In case anyone has forgotten, the Treaty of waitangi guaranteed Māori te tino rangatiratanga (or, in the English mistranslation, "full exclusive and undisturbed possession") over their lands, villages and all their treasures. This includes water. The RMA's water management regime and its predecessors have systematically violated this right by failing to recognise proprietary rights, by excluding Māori from use of what is ultimately their resource, and by failing to actively protect it as a taonga. Their conclusion:
Our view is that the Crown must now recognise Māori proprietary rights and provide what the New Zealand Māori Council called ‘proprietary redress’. We recommend that the Crown arrange for an allocation on a percentage basis to iwi and hapū, according to a regional, catchment-based scheme. We also recommend an allocation for Māori land development, and that the feasibility of royalties and other forms of proprietary redress be investigated.

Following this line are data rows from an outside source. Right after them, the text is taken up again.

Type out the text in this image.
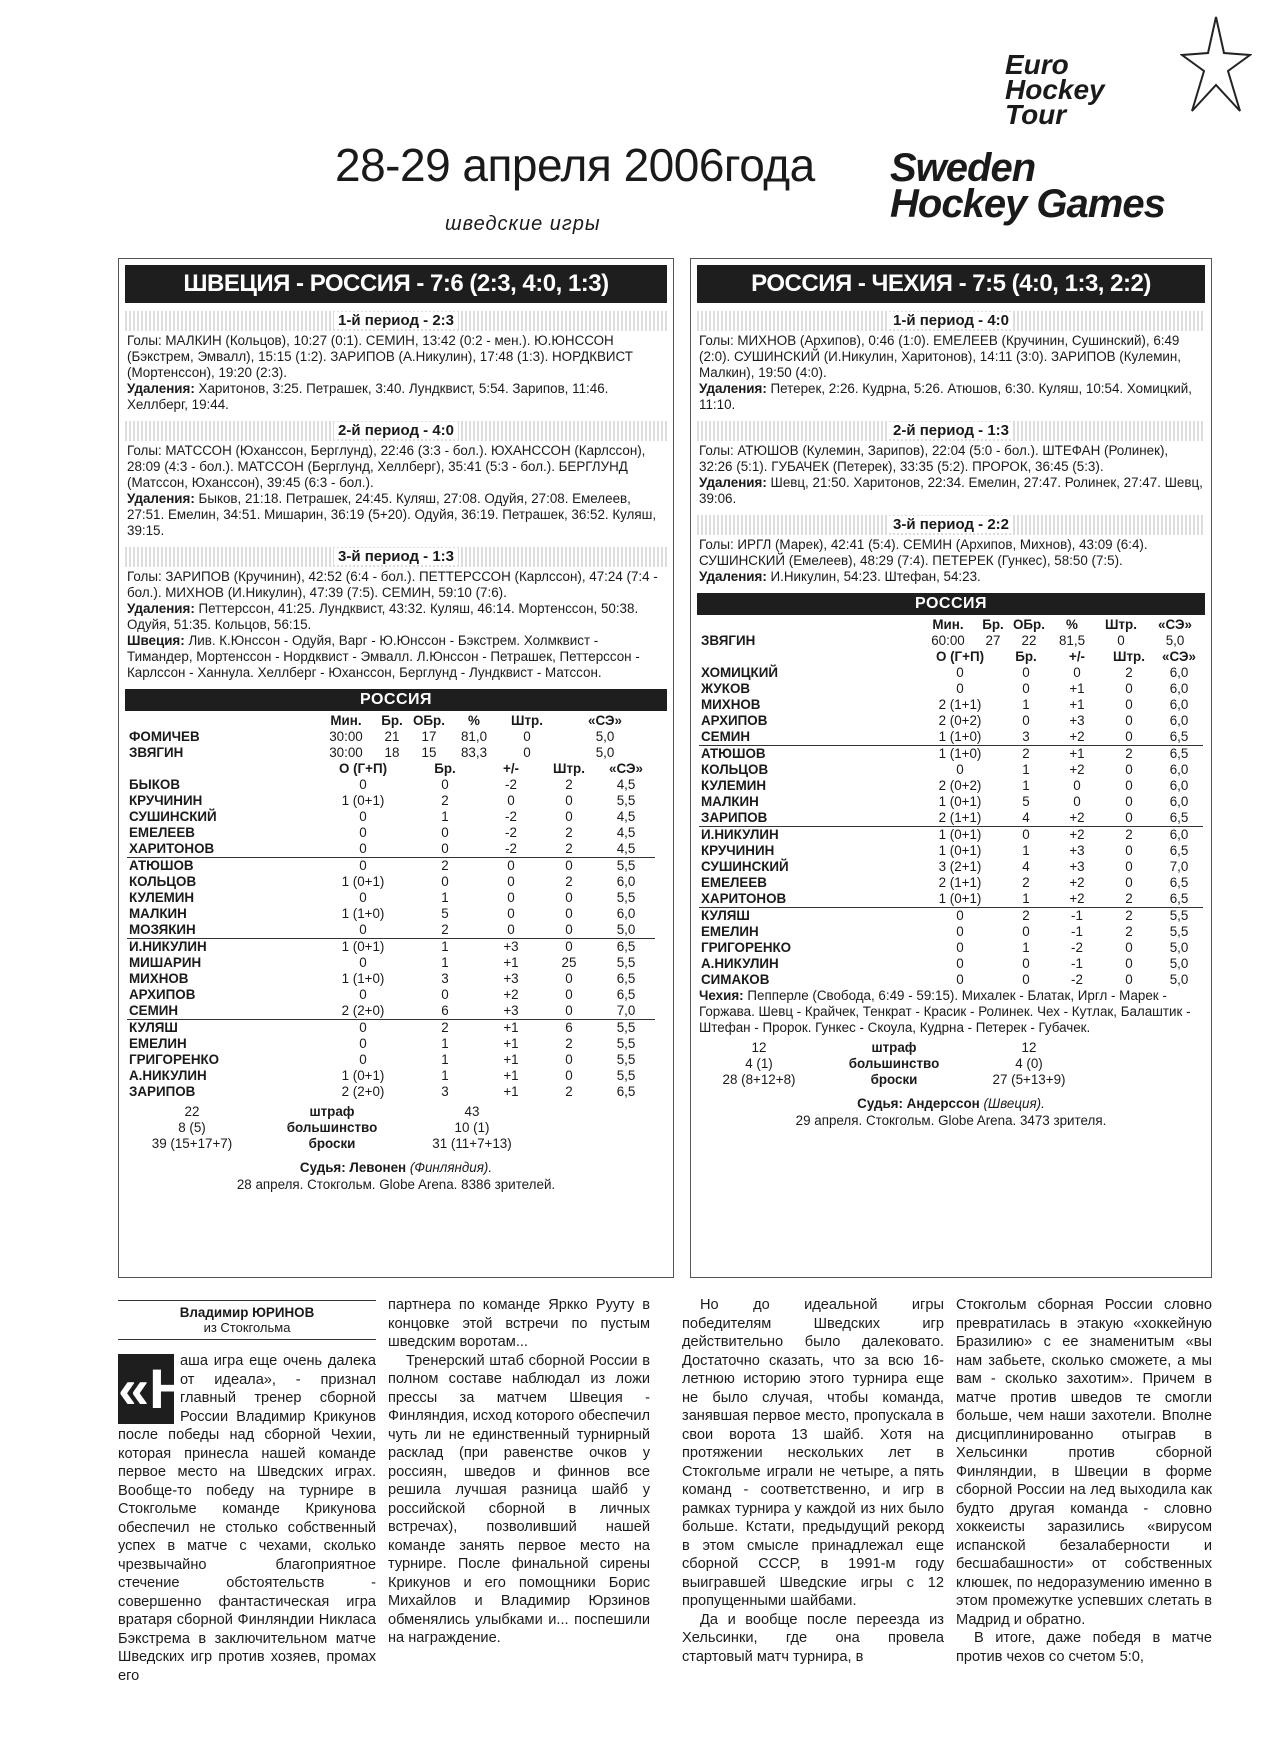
Euro
Hockey
Tour
28-29 апреля 2006года Sweden
Hockey Games
шведские игры
ШВЕЦИЯ - РОССИЯ - 7:6 (2:3, 4:0, 1:3)
1-й период - 2:3
Голы: МАЛКИН (Кольцов), 10:27 (0:1). СЕМИН, 13:42 (0:2 - мен.). Ю.ЮНССОН (Бэкстрем, Эмвалл), 15:15 (1:2). ЗАРИПОВ (А.Никулин), 17:48 (1:3). НОРДКВИСТ (Мортенссон), 19:20 (2:3).
Удаления: Харитонов, 3:25. Петрашек, 3:40. Лундквист, 5:54. Зарипов, 11:46. Хеллберг, 19:44.
2-й период - 4:0
Голы: МАТССОН (Юханссон, Берглунд), 22:46 (3:3 - бол.). ЮХАНССОН (Карлссон), 28:09 (4:3 - бол.). МАТССОН (Берглунд, Хеллберг), 35:41 (5:3 - бол.). БЕРГЛУНД (Матссон, Юханссон), 39:45 (6:3 - бол.).
Удаления: Быков, 21:18. Петрашек, 24:45. Куляш, 27:08. Одуйя, 27:08. Емелеев, 27:51. Емелин, 34:51. Мишарин, 36:19 (5+20). Одуйя, 36:19. Петрашек, 36:52. Куляш, 39:15.
3-й период - 1:3
Голы: ЗАРИПОВ (Кручинин), 42:52 (6:4 - бол.). ПЕТТЕРССОН (Карлссон), 47:24 (7:4 - бол.). МИХНОВ (И.Никулин), 47:39 (7:5). СЕМИН, 59:10 (7:6).
Удаления: Петтерссон, 41:25. Лундквист, 43:32. Куляш, 46:14. Мортенссон, 50:38. Одуйя, 51:35. Кольцов, 56:15.
Швеция: Лив. К.Юнссон - Одуйя, Варг - Ю.Юнссон - Бэкстрем. Холмквист - Тимандер, Мортенссон - Нордквист - Эмвалл. Л.Юнссон - Петрашек, Петтерссон - Карлссон - Ханнула. Хеллберг - Юханссон, Берглунд - Лундквист - Матссон.
РОССИЯ
	Мин.	Бр.	ОБр.	%	Штр.	«СЭ»
ФОМИЧЕВ	30:00	21	17	81,0	0	5,0
ЗВЯГИН	30:00	18	15	83,3	0	5,0
	О (Г+П)	Бр.	+/-	Штр.	«СЭ»
БЫКОВ	0	0	-2	2	4,5
КРУЧИНИН	1 (0+1)	2	0	0	5,5
СУШИНСКИЙ	0	1	-2	0	4,5
ЕМЕЛЕЕВ	0	0	-2	2	4,5
ХАРИТОНОВ	0	0	-2	2	4,5
АТЮШОВ	0	2	0	0	5,5
КОЛЬЦОВ	1 (0+1)	0	0	2	6,0
КУЛЕМИН	0	1	0	0	5,5
МАЛКИН	1 (1+0)	5	0	0	6,0
МОЗЯКИН	0	2	0	0	5,0
И.НИКУЛИН	1 (0+1)	1	+3	0	6,5
МИШАРИН	0	1	+1	25	5,5
МИХНОВ	1 (1+0)	3	+3	0	6,5
АРХИПОВ	0	0	+2	0	6,5
СЕМИН	2 (2+0)	6	+3	0	7,0
КУЛЯШ	0	2	+1	6	5,5
ЕМЕЛИН	0	1	+1	2	5,5
ГРИГОРЕНКО	0	1	+1	0	5,5
А.НИКУЛИН	1 (0+1)	1	+1	0	5,5
ЗАРИПОВ	2 (2+0)	3	+1	2	6,5
22	штраф	43
8 (5)	большинство	10 (1)
39 (15+17+7)	броски	31 (11+7+13)
Судья: Левонен (Финляндия).
28 апреля. Стокгольм. Globe Arena. 8386 зрителей.
РОССИЯ - ЧЕХИЯ - 7:5 (4:0, 1:3, 2:2)
1-й период - 4:0
Голы: МИХНОВ (Архипов), 0:46 (1:0). ЕМЕЛЕЕВ (Кручинин, Сушинский), 6:49 (2:0). СУШИНСКИЙ (И.Никулин, Харитонов), 14:11 (3:0). ЗАРИПОВ (Кулемин, Малкин), 19:50 (4:0).
Удаления: Петерек, 2:26. Кудрна, 5:26. Атюшов, 6:30. Куляш, 10:54. Хомицкий, 11:10.
2-й период - 1:3
Голы: АТЮШОВ (Кулемин, Зарипов), 22:04 (5:0 - бол.). ШТЕФАН (Ролинек), 32:26 (5:1). ГУБАЧЕК (Петерек), 33:35 (5:2). ПРОРОК, 36:45 (5:3).
Удаления: Шевц, 21:50. Харитонов, 22:34. Емелин, 27:47. Ролинек, 27:47. Шевц, 39:06.
3-й период - 2:2
Голы: ИРГЛ (Марек), 42:41 (5:4). СЕМИН (Архипов, Михнов), 43:09 (6:4). СУШИНСКИЙ (Емелеев), 48:29 (7:4). ПЕТЕРЕК (Гункес), 58:50 (7:5).
Удаления: И.Никулин, 54:23. Штефан, 54:23.
РОССИЯ
	Мин.	Бр.	ОБр.	%	Штр.	«СЭ»
ЗВЯГИН	60:00	27	22	81,5	0	5,0
	О (Г+П)	Бр.	+/-	Штр.	«СЭ»
ХОМИЦКИЙ	0	0	0	2	6,0
ЖУКОВ	0	0	+1	0	6,0
МИХНОВ	2 (1+1)	1	+1	0	6,0
АРХИПОВ	2 (0+2)	0	+3	0	6,0
СЕМИН	1 (1+0)	3	+2	0	6,5
АТЮШОВ	1 (1+0)	2	+1	2	6,5
КОЛЬЦОВ	0	1	+2	0	6,0
КУЛЕМИН	2 (0+2)	1	0	0	6,0
МАЛКИН	1 (0+1)	5	0	0	6,0
ЗАРИПОВ	2 (1+1)	4	+2	0	6,5
И.НИКУЛИН	1 (0+1)	0	+2	2	6,0
КРУЧИНИН	1 (0+1)	1	+3	0	6,5
СУШИНСКИЙ	3 (2+1)	4	+3	0	7,0
ЕМЕЛЕЕВ	2 (1+1)	2	+2	0	6,5
ХАРИТОНОВ	1 (0+1)	1	+2	2	6,5
КУЛЯШ	0	2	-1	2	5,5
ЕМЕЛИН	0	0	-1	2	5,5
ГРИГОРЕНКО	0	1	-2	0	5,0
А.НИКУЛИН	0	0	-1	0	5,0
СИМАКОВ	0	0	-2	0	5,0
Чехия: Пепперле (Свобода, 6:49 - 59:15). Михалек - Блатак, Иргл - Марек - Горжава. Шевц - Крайчек, Тенкрат - Красик - Ролинек. Чех - Кутлак, Балаштик - Штефан - Пророк. Гункес - Скоула, Кудрна - Петерек - Губачек.
12	штраф	12
4 (1)	большинство	4 (0)
28 (8+12+8)	броски	27 (5+13+9)
Судья: Андерссон (Швеция).
29 апреля. Стокгольм. Globe Arena. 3473 зрителя.
Владимир ЮРИНОВ
из Стокгольма
«Н
аша игра еще очень далека от идеала», - признал главный тренер сборной России Владимир Крикунов после победы над сборной Чехии, которая принесла нашей команде первое место на Шведских играх. Вообще-то победу на турнире в Стокгольме команде Крикунова обеспечил не столько собственный успех в матче с чехами, сколько чрезвычайно благоприятное стечение обстоятельств - совершенно фантастическая игра вратаря сборной Финляндии Никласа Бэкстрема в заключительном матче Шведских игр против хозяев, промах его
партнера по команде Яркко Рууту в концовке этой встречи по пустым шведским воротам...
Тренерский штаб сборной России в полном составе наблюдал из ложи прессы за матчем Швеция - Финляндия, исход которого обеспечил чуть ли не единственный турнирный расклад (при равенстве очков у россиян, шведов и финнов все решила лучшая разница шайб у российской сборной в личных встречах), позволивший нашей команде занять первое место на турнире. После финальной сирены Крикунов и его помощники Борис Михайлов и Владимир Юрзинов обменялись улыбками и... поспешили на награждение.
Но до идеальной игры победителям Шведских игр действительно было далековато. Достаточно сказать, что за всю 16-летнюю историю этого турнира еще не было случая, чтобы команда, занявшая первое место, пропускала в свои ворота 13 шайб. Хотя на протяжении нескольких лет в Стокгольме играли не четыре, а пять команд - соответственно, и игр в рамках турнира у каждой из них было больше. Кстати, предыдущий рекорд в этом смысле принадлежал еще сборной СССР, в 1991-м году выигравшей Шведские игры с 12 пропущенными шайбами.
Да и вообще после переезда из Хельсинки, где она провела стартовый матч турнира, в
Стокгольм сборная России словно превратилась в этакую «хоккейную Бразилию» с ее знаменитым «вы нам забьете, сколько сможете, а мы вам - сколько захотим». Причем в матче против шведов те смогли больше, чем наши захотели. Вполне дисциплинированно отыграв в Хельсинки против сборной Финляндии, в Швеции в форме сборной России на лед выходила как будто другая команда - словно хоккеисты заразились «вирусом испанской безалаберности и бесшабашности» от собственных клюшек, по недоразумению именно в этом промежутке успевших слетать в Мадрид и обратно.
В итоге, даже победя в матче против чехов со счетом 5:0,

Its a perfectly doable solution, and we've done it before for fish (which were similarly a taonga, rights over which were never extinguished). With a bit of patience, we could craft a reasonable settlement with a decent chance of sticking, and which would improve water management into the bargain. But pretty obviously, that would threaten established interests - all those farmers who have benefited from colonial theft, all those water bottlers getting "their" water for free then sticking it in bottles and on-selling it for a fortune. And where there's money on the line, there's going to be politics. I expect we'll see the National Party go full Brash over this, banging the drum for a racist extinguishment of Māori rights to prevent their cronies and backers from having to pay their way. As for Labour, they're such chickenshits they'll probably betray their Māori support base again, bow to National's hate, and turn it into Foreshore & Seabed 2.0. And if they do, they will deserve to be tossed out on their arses.
Finally, the Tribunal apparently recommended that Māori bring a test case to claim their rights, and the New Zealand Maori Council has taken them up on it. The government is not going to be able to dodge this. Instead, they're going to have to say whose side they're on, and suffer the political consequences.